The NCRC is promoted by DEED’s regional workforce centers, Rural Minnesota Concentrated Employment Program (Rural MN CEP), Adult Basic Education (ABE), and by the regional community action agencies. All of these organizations are part of the Family Economic Success Council, which is convened by West Central Initiative. The council brings organizations together to address the barriers that keep working families with low incomes from rising out of poverty. The council identified three areas where they could make the most impact for these families: asset building; early childhood/child care; and jobs, careers and employability. Each area has a workgroup that comes up with solutions to help people overcome barriers to success.

In 2007, the FES Council commissioned an employer survey that was funded by West Central Initiative and conducted by the University of Minnesota. The survey showed that many employers were frustrated by the number of applicants that did not have the skills to fill openings.

“If employers say people don’t have the right skills for the job, that’s a perfect opportunity for [FES]. We need people to have those skills, and we can help,” said Julie Sachs, operations manager of Rural MN CEP.

The jobs, careers and employability workgroup looked around for skills training that was accessible, economical and affordable. They learned that the State of Arkansas was using an online skills assessment system called WorkKeys that assesses skills, measures aptitude and helps with skills building.

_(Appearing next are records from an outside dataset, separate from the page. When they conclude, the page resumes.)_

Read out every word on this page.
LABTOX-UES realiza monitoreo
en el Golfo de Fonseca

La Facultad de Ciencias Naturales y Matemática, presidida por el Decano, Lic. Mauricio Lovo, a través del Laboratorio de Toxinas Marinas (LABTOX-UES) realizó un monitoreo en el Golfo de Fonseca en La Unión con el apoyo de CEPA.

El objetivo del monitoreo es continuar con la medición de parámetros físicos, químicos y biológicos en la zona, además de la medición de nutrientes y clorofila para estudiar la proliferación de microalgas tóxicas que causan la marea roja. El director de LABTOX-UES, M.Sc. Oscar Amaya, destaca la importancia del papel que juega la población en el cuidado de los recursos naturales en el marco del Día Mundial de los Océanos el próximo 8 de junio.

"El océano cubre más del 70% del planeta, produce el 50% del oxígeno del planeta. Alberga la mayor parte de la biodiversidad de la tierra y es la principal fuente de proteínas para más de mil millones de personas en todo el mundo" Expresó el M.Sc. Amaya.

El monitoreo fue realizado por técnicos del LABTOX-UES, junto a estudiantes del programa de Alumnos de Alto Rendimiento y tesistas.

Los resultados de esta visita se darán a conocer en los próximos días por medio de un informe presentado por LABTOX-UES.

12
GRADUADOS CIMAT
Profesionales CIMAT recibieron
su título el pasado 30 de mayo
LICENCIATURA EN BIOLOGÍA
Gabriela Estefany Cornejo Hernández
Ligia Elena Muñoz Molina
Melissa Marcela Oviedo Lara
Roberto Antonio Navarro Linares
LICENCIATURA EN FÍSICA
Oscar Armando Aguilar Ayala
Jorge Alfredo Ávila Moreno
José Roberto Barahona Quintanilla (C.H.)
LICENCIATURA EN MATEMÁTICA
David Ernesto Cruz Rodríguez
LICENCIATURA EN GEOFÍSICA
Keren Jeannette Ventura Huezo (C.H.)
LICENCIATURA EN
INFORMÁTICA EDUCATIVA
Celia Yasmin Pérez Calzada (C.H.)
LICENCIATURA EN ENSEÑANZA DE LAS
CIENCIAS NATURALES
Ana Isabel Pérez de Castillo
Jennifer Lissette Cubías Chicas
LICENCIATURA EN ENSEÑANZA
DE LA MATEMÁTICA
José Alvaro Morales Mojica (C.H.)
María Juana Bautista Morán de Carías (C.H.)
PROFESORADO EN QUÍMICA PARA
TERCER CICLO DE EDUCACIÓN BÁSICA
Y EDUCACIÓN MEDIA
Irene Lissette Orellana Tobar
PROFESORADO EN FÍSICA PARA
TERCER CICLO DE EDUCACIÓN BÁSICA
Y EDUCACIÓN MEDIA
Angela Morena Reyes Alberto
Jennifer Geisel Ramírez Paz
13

It fit the bill perfectly. Through one of WCI’s FES impact grants, the workforce centers were able to subscribe to the online software for use in the region.

Anyone can take the assessments. Enrollment in the program may be completed at a workforce center of the ABE office. Once enrolled, participants can practice their skills from any computer with an internet connection.
NCRC tests in three areas: applied math, locating information, and reading information. If someone needs to brush up on skills, they can use a free online tutorial, which targets the specific areas the individual needs to improve.
Once participants feel they are at a level proficient for the job they are interested in, they can take the NCRC test at a workforce center.

Rural MN CEP encourages clients to take the NCRC as another job-seeking tool to help distinguish themselves from other applicants. Julie has seen it work.

“One of our enrolled participants who was on public assistance just graduated from college and applied for a position at the Minnesota Department of Transportation. What gave her the edge over other candidates was that she had the NCRC certificate. A college degree shows what you studied, but it doesn’t show employers what your skill levels are. The NCRC can do that,” Julie said.

Judy Suiter is the ABE coordinator for Fergus Falls. ABE uses the NCRC not just as a resume-building tool but to help students study for their GED.

“It’s something they can work on any time, anywhere they have an internet connection,” she said. “It’s so user friendly. My instructors love it because it’s so quick and easy to enroll somebody and to check their reports.”
Getting employers on board

Although the benefits of the NCRC for both the employer and employee are many, the FES Council has had to work hard to sell both job seekers and employers on the certification.

“People don’t see the intrinsic value [of the NCRC] until they realize it can help them get a job,” Julie said.
Rick Schara is encouraging area employers to mention the NCRC in their ads. “We ask them to include that they recognize and encourage applicants with NCRC certification and to see their local workforce center for details,” he said.

“One of the interesting things is when a larger employer utilizes [the NCRC] and shares it within their own circles, other employers notice and start asking questions,” Julie said. “Once they’ve heard how others are using it they get interested in using it themselves.”

Often it takes hearing about it from several sources before the employer is ready to utilize the NCRC.
“By having a lot more of us in the field sharing information, I think we are really making headway,” said Judy.